Ripple's post-2018 XRP sales to institutional buyers don't violate SEC conditions

来源 Cryptopolitan

Ripple’s legal standoff with the US Securities and Exchange Commission (SEC) has taken a significant turn following new legal interpretations of a recent court injunction. 

According to Fred Rispoli, an attorney closely monitoring the case, the court’s temporary restraining order pertains specifically to institutional XRP sales Ripple made before 2018. That means the company’s current and future sales to institutions are still legal, so long as they do not mirror the structure of those early transactions.

The SEC asserts that Ripple’s $728 million XRP to institutional investors from 2013 to 2018 amounted to illegal sales of unregistered securities under US law. 

The judge ruled in favor of Ripple’s argument that it did not conduct securities transactions when it sold the digital asset XRP to the public through so-called crypto exchanges. However, regarding institutional sales during the company’s early years, the court agreed with the SEC that they were unregistered securities offerings.

Accordingly, the court cited inflation concerns to justify an injunction preventing Ripple from repeating its 2018-style institutional sales, which involved selling 3% of its XRP holdings.

As a result, a limited injunction was issued to block Ripple from conducting similar transactions. However, attorney Fred Rispoli clarified that this does not prohibit Ripple from making institutional sales entirely—only from using the same structure that previously drew regulatory scrutiny.

Farrell and Morgan weigh in on Ripple’s regulatory future

James Farrell, a legal commentator in cryptocurrency who also examined the case, agreed with Rispoli’s interpretation. He stressed that the injunction is not an all-out prohibition of institutional sales. Instead, it enjoins Ripple from breaking Section 5 of the Securities Act, which involves the sale of unregistered securities.

Farrell said Ripple could still theoretically sell XRP to institutions, provided the transactions go through the proper regulatory channels. He explained that one option is for the company to request a “no-action letter” from the SEC, which would formally assure that the described activity would not trigger enforcement action.

Farrell’s take also dovetails with that of former SEC lawyer Marc Fagel. The advocate has said he believes the SEC will eventually abandon its appeal—a decision that would finally end the four-year legal showdown. But he added that the appeal is still live, so the case could still be considered “ongoing”.

Another prominent lawyer, Bill Morgan, added a new wrinkle to the debate, writing that a settlement can only become a done deal if the SEC has to vote again to approve the conditions. It’s a reminder of how many layers of regulatory processes are still in effect.

Ripple adapts strategy to keep on the right side of regulators

With legal developments hanging in the balance, Ripple has overhauled its strategy for selling to big-money institutional players.
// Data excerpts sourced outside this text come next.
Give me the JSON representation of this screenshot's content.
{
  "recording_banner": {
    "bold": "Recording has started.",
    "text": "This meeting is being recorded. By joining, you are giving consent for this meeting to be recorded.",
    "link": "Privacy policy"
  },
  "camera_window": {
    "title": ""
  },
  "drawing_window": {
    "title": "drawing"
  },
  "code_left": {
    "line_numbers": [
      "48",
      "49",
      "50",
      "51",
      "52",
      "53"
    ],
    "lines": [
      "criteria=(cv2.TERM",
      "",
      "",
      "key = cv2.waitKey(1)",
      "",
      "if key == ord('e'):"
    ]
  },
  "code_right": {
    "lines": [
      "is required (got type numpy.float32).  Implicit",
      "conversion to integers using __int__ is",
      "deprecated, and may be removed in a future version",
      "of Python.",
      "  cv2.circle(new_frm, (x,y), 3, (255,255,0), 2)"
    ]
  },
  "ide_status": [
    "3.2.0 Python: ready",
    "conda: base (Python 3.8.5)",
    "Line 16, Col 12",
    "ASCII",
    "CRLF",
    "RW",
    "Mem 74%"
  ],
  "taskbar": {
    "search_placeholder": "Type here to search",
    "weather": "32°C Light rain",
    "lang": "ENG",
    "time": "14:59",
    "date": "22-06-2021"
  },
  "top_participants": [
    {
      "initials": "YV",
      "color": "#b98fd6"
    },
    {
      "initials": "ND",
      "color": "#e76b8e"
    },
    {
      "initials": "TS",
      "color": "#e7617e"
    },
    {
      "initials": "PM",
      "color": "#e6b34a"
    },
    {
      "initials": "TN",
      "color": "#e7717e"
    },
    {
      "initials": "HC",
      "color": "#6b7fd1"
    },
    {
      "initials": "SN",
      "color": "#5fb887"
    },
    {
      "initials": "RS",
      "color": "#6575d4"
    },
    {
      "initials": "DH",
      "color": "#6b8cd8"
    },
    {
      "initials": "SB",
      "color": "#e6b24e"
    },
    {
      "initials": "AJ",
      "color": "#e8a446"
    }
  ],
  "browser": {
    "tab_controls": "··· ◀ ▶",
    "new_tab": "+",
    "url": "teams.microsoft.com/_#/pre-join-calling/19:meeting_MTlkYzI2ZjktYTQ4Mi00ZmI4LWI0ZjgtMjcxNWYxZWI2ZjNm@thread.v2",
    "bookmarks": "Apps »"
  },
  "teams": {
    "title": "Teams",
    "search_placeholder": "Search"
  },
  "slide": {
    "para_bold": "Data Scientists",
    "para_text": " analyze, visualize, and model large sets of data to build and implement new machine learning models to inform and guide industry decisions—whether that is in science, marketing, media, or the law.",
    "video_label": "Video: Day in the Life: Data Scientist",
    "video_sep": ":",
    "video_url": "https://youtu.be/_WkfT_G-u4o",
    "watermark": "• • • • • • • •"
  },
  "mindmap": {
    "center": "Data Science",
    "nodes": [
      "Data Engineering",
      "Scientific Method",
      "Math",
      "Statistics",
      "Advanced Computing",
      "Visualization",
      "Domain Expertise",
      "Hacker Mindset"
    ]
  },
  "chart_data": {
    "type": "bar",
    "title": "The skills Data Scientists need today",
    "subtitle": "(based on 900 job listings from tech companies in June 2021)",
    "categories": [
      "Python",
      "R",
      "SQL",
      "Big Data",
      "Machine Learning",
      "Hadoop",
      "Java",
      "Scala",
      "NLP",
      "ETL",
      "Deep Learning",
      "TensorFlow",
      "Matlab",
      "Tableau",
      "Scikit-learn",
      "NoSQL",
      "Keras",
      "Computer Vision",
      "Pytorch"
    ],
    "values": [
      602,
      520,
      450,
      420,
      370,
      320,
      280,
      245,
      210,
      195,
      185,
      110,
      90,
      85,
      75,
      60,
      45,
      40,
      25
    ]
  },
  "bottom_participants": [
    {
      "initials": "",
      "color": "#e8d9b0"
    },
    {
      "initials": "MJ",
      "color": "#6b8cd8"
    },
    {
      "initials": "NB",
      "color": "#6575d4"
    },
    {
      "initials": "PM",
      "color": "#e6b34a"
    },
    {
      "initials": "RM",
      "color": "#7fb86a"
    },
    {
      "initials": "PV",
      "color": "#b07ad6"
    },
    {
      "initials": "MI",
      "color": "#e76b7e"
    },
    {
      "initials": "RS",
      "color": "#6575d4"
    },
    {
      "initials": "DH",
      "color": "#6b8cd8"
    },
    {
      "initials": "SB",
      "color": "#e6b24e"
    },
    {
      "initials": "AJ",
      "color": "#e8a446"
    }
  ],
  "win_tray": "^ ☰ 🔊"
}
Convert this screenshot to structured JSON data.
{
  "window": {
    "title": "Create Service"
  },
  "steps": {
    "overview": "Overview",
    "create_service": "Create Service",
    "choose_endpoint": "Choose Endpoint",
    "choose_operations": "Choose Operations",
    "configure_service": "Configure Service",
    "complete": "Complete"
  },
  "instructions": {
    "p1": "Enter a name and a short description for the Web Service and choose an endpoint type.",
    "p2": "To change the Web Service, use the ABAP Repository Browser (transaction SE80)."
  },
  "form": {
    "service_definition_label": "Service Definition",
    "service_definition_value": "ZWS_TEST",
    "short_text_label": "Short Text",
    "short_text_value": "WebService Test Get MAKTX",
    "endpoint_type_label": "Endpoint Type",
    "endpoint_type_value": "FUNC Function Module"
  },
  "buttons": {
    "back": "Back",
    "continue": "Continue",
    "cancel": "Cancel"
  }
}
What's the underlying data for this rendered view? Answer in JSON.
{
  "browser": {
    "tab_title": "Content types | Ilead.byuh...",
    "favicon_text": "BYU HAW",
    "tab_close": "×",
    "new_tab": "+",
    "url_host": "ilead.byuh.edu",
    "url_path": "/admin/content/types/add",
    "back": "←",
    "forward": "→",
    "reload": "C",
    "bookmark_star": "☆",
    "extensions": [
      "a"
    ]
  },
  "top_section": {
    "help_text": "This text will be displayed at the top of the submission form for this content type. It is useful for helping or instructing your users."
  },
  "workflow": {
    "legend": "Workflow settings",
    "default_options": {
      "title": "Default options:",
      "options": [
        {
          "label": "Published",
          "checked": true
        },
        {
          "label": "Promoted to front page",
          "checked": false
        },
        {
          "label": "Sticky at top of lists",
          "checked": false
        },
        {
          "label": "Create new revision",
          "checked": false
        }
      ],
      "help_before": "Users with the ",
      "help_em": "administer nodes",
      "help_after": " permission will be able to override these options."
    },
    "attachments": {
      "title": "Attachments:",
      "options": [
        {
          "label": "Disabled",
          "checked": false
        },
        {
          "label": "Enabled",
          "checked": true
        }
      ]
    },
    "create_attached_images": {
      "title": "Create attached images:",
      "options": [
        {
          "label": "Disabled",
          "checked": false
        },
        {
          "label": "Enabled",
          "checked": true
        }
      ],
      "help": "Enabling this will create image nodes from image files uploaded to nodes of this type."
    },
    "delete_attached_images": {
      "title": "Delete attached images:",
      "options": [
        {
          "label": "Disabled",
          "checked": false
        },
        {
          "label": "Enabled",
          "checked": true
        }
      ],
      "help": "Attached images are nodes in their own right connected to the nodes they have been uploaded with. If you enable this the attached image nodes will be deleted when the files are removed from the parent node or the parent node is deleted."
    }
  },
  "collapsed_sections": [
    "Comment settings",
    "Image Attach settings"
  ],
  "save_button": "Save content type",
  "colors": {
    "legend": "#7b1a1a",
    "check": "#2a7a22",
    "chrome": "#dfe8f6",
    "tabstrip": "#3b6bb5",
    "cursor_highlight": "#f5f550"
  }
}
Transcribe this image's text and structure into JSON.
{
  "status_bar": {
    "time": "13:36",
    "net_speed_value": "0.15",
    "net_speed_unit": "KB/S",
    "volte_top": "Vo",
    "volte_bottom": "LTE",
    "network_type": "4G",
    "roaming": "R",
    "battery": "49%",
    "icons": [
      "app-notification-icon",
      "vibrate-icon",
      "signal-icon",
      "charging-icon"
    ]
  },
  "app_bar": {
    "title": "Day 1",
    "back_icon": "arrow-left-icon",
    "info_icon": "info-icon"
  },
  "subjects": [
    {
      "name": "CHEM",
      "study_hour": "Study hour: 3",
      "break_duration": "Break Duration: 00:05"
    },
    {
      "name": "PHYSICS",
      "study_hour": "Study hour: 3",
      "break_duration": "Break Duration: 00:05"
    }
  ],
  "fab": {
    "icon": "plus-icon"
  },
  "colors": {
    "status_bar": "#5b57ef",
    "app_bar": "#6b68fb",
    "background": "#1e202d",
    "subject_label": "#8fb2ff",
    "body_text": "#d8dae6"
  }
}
The company’s management says that it no longer does the sort of deals that attracted the scrutiny of the SEC.

There has been a deliberate change in strategy on how it has managed XRP sales since 2018. The company has ramped up disclosures, held conversations with regulators and even explored filing registration statements to adhere more strictly to compliance.

However, the proactive strategy is far from its old veil-of-secrecy approach to sales.

Some analysts also argue that the change in SEC leadership could promote Ripple’s revised strategy. Though former SEC Chair Gary Gensler was seen as anti-crypto, changing leadership and regulations could usher in a more balanced perspective. That could lessen the chance of further enforcement actions against Ripple for its institutional activities.